Esempio. Qualcuno ha buttato via il trucco molto tempo fa; perché non ne avevano bisogno. Possono vivere senza di essa. Ma qualcun altro si sente più sicuro con un po ‘di morbido rossore, mascara e sopracciglia definite. E a loro piace truccarsi, quindi hanno bisogno di alcuni prodotti. Qualcuno non riesce nemmeno a immaginare di avere un materasso sul pavimento; altri hanno venduto il giroletto mesi fa e non glielo mancano affatto. Due pantaloni, tre magliette e scarpe sono sufficienti per qualcuno, un altro ha un lavoro, va a scuola e si allena regolarmente; e per ognuno hanno bisogno di uno stile di abbigliamento diverso, quindi hanno bisogno di un guardaroba più grande con più scelte.

Il minimalismo è un viaggio. Ciò che consideriamo una necessità vitale ora potrebbe essere una cosa inutile in due o tre mesi. Non è così, ma può. Una persona che non poteva nemmeno pensare di dormire su un pavimento si sta improvvisamente spostando, vendono il giroletto perché non entra nella nuova camera da letto, ma non ne hanno ancora trovato uno nuovo, quindi in un nuovo appartamento hanno dormono per terra per alcune notti e solo dopo un mese scoprono che non influisce in alcun modo sulla qualità del sonno e in pratica non hanno bisogno di un telaio del letto. O viceversa: qualcuno cede il telaio del letto a un amico in preda alla rabbia, dormono per terra per due mesi, ma non riescono a superare il fatto che dormono per terra e acquistano un nuovo giroletto. Lo stesso vale per vestiti, trucco, libri, decorazioni, fotografie, vari elettrodomestici da cucina, cosmetici, scarpe, detersivi, tazze e piatti, cose sentimentali e così via.

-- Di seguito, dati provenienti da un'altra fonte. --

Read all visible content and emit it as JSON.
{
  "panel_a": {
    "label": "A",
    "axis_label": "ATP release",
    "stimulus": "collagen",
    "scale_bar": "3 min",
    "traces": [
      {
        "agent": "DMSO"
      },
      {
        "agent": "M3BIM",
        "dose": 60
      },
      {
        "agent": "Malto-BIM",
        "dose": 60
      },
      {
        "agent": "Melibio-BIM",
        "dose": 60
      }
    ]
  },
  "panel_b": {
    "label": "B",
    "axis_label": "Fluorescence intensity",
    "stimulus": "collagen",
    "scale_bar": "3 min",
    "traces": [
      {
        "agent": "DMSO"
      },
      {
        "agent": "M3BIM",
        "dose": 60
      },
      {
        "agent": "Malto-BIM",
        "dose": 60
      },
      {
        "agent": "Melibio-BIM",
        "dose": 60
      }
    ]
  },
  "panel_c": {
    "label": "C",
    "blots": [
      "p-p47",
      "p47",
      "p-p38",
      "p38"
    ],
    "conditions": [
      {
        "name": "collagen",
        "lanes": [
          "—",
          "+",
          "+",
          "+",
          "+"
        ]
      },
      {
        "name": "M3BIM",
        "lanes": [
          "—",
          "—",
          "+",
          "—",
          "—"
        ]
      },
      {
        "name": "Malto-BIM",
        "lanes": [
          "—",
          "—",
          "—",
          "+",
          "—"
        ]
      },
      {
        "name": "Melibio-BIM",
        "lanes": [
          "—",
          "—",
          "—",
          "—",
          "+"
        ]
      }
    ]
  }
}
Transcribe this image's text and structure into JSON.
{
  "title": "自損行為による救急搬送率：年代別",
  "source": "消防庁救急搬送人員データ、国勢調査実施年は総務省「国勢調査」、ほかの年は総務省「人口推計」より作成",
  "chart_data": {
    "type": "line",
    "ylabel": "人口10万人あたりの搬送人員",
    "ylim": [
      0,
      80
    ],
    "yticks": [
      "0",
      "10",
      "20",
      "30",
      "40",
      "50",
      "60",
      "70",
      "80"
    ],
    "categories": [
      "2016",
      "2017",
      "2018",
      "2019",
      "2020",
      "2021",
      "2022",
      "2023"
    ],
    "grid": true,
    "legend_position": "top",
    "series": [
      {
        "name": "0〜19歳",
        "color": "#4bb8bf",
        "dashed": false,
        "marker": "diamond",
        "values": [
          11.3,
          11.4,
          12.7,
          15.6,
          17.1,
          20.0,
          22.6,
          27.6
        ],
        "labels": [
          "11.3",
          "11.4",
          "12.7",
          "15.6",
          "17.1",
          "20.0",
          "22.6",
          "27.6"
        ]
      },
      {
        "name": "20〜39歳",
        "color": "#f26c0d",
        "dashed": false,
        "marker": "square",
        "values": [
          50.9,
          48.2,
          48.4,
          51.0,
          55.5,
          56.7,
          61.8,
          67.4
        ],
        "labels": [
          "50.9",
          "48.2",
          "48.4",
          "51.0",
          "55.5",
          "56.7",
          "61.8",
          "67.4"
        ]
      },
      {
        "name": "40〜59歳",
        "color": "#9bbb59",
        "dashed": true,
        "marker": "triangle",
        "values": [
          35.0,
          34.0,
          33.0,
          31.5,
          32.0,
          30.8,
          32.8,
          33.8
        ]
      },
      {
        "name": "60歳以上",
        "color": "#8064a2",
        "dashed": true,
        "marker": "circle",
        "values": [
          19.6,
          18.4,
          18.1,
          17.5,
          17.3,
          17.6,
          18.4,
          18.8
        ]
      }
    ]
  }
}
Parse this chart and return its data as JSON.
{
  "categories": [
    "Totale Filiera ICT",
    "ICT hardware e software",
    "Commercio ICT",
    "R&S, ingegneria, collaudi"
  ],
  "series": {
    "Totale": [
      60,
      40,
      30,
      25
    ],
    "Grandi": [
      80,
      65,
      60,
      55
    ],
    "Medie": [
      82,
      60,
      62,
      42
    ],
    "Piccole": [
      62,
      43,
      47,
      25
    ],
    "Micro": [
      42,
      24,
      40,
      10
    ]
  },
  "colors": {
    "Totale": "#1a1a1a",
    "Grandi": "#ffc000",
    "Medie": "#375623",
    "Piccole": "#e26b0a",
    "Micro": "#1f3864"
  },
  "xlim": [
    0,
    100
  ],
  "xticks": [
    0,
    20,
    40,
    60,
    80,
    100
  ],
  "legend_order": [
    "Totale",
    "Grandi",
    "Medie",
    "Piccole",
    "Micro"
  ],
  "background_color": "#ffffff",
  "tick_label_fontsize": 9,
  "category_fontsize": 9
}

Il punto del minimalismo è la libertà. Libertà dal mondo dei consumatori. Viviamo in una società in cui le persone più ricche e felici vivono in grandi case, abbiamo diverse macchine, un ampio guardaroba e il numero di cose che possiedono supera le centinaia, persino migliaia. Grazie alle pubblicità e ai negozi, riteniamo di aver bisogno di dieci camicette monocromatiche e cinque nuove paia di sandali ogni estate. Venti creme diverse perché il contorno occhi e il gomito sinistro richiedono cure particolari. Dobbiamo semplicemente comprare cose nuove e nuove ancora e ancora, perché sentiamo che questo ci renderà cool, saremo importanti, sembreremo ricchi.

Questo modo di vivere ha un solo risultato: stress costante. Nessuno può vederci due volte di seguito in pubblico con lo stesso vestito. Ogni due anni abbiamo bisogno di una macchina nuova perché la precedente è vecchia. Se non seguiamo le tendenze della moda, andiamo dalla manicure ogni settimana e dal parrucchiere una volta al mese, la gente penserà che non ci importa di noi stessi. Eppure, è completamente inutile. Attribuiamo i sentimenti agli oggetti inanimati. Noi stessi attribuiamo loro valore, cerchiamo di immortalare i ricordi in loro. Non buttiamo via niente perché forse un giorno avremo bisogno di un mixer usato con tre prolunghe.

Il minimalismo significa godersi la vita, non le cose. Cercare esperienze, viaggiare, conoscere persone, nuovi luoghi; non di comprare e riempire la nostra casa di inutilità che ci porterà solo una sensazione di felicità per un giorno. Il punto del minimalismo è possedere solo ciò di cui abbiamo bisogno, cioè cose che ci facilitano la vita, ma non creano caos, non si accumulano, non causano stress. Pertanto, uno stile di vita minimalista può anche tradursi in pareti bianche, un materasso a terra e uno zaino; ma può anche essere la normale casa di una felice famiglia di quattro persone con un cane. Ma non ci troverai alcuna inutilità.